Luka Modric, Toni Kroos, ou Andrés Iniesta. Chacun à leur poste mais souvent dans l’axe, dans des systèmes de jeu divers mais aux principes similaires (la possession de balle si possible), ils ont tous éclaboussé le premier tour de leur classe et surtout de leur qualité de passe. Dans une compétition où beaucoup d’équipes défendent bas, leur capacité à inventer des intervalles et trouver des espaces impossibles se révèle capitale. C’est le risque quand vous laissez tranquille des pieds surdoués : vous êtes à la merci de l’inattendu, du surhumain. Iniesta a offert à Piqué le but face à la République Tchèque. Modric et Kroos ont eux orienté le jeu de leurs sélections comme des maîtres. Dire qu’en club, ces deux-là jouent ensemble…
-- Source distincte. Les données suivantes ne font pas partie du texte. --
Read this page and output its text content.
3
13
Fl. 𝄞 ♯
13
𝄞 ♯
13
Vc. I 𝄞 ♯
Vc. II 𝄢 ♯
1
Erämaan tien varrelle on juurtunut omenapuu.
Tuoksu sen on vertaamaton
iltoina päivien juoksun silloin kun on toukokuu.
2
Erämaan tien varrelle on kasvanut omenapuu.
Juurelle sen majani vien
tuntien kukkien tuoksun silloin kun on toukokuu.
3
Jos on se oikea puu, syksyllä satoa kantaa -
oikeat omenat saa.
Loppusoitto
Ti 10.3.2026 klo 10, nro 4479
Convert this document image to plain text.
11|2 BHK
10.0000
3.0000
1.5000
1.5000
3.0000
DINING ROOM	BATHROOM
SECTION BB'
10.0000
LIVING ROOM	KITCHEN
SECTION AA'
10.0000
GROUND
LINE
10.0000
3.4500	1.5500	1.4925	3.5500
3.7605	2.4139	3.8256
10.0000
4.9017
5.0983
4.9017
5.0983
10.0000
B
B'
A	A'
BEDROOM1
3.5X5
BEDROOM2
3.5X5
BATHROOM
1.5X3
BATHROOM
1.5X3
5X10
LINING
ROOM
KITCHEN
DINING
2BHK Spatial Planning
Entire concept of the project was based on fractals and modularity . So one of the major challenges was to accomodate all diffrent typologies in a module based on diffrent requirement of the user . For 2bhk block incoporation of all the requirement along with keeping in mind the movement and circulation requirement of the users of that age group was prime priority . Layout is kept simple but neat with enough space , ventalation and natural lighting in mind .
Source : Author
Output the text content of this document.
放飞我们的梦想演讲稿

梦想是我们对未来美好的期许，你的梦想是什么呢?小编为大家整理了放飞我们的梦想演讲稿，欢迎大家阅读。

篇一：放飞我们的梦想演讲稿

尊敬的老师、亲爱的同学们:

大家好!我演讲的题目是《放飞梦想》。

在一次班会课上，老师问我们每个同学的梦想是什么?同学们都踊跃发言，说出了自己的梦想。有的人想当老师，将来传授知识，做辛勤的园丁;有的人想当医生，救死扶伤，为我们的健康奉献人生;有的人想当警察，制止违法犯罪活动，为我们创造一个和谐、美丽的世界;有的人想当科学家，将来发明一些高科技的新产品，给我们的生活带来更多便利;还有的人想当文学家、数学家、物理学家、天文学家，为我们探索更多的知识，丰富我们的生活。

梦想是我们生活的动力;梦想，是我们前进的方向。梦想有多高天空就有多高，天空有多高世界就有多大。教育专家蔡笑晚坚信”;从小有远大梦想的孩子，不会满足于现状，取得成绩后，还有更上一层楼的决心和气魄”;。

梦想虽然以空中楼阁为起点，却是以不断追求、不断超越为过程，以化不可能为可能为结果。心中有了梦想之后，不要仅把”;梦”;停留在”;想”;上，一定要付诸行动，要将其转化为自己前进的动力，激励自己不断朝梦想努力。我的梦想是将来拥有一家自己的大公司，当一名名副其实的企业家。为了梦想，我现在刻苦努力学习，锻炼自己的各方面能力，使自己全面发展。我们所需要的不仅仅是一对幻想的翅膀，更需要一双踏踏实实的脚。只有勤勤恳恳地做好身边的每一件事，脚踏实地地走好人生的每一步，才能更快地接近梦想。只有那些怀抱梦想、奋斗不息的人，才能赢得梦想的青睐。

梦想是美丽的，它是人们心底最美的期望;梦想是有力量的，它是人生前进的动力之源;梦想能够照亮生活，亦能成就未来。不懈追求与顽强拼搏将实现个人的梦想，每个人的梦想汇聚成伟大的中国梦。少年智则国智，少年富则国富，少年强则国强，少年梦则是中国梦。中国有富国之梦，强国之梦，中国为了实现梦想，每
Si certaines compétitions font la part belle à la vitesse, cette édition valorise pour l’instant plus les penseurs que les accélérateurs. Les rares ailiers à avoir surnagé l’ont fait en contre-attaque. Excellent sur son côté gauche, Ivan Perisic a réalisé un premier tour de très haut niveau. Il a donné la victoire à la Croatie devant l’Espagne et rappelé que les attaques rapides pouvaient rester au sol. Les vraies équipes de contre, comme l’Italie ou l’Islande, ont sauté leurs milieux, par obligation plus que par choix : elles n’ont pas les joueurs pour imiter la maîtrise des meilleurs.

Cette tendance épouse le paradigme lancé par Fernando Redondo, Pep Guardiola ou Andrea Pirlo. « Avant qu’Ancelotti me place devant la défense, c’était un poste que seuls les joueurs à vocation défensive occupaient, rappelait l’Italien dans une interview au journal espagnol ABC. À l’époque, ils n’avaient qu’une chose en tête : détruire avant de construire. À partir du moment où j’ai commencé à jouer en pivot, il y a eu un changement de tendance. On a démontré qu’on pouvait gagner sans cynisme, tout en jouant bien au football. » L’Italie s’est éloignée de cette idée avec les blessures de Marco Verratti et Claudio Marchisio. Mais son véritable meneur est encore plus bas. Il s’appelle Leonardo Bonucci, évolue en défense centrale et a déposé un ballon parfait dans la course de Giaccherini pour l’ouverture du score contre la Belgique. Moins vous êtes pressé, plus vous avez de temps pour lever la tête, prendre l’information et travailler votre ballon. Le Turinois n’a fait que le rappeler à des Belges passifs à l’extrême.

  • Où sont les 9 ?

Alvaro Morata. | Regis Duvignau / REUTERS

Avec trois buts, Alvaro Morata est co-meilleur buteur de la compétition. L’Espagnol, racheté à la Juventus par le Real Madrid un peu plus tôt dans la semaine, est pourtant souvent sur le banc en club et n’a presque pas participé aux qualifications. Comme Romelu Lukaku, qui ne fait pas l’unanimité en Belgique malgré ses deux buts, il est le seul attaquant de pointe « traditionnel » à avoir marqué plus d’une fois dans le jeu – le Roumain Stancu s’étant lui « contenté » de penalties. Que ces joueurs surnagent, au moins au niveau statistique, est le reflet d’une tendance : beaucoup de sélections font de leur numéro 9 un maillon du jeu collectif mais pas forcément un finisseur attitré.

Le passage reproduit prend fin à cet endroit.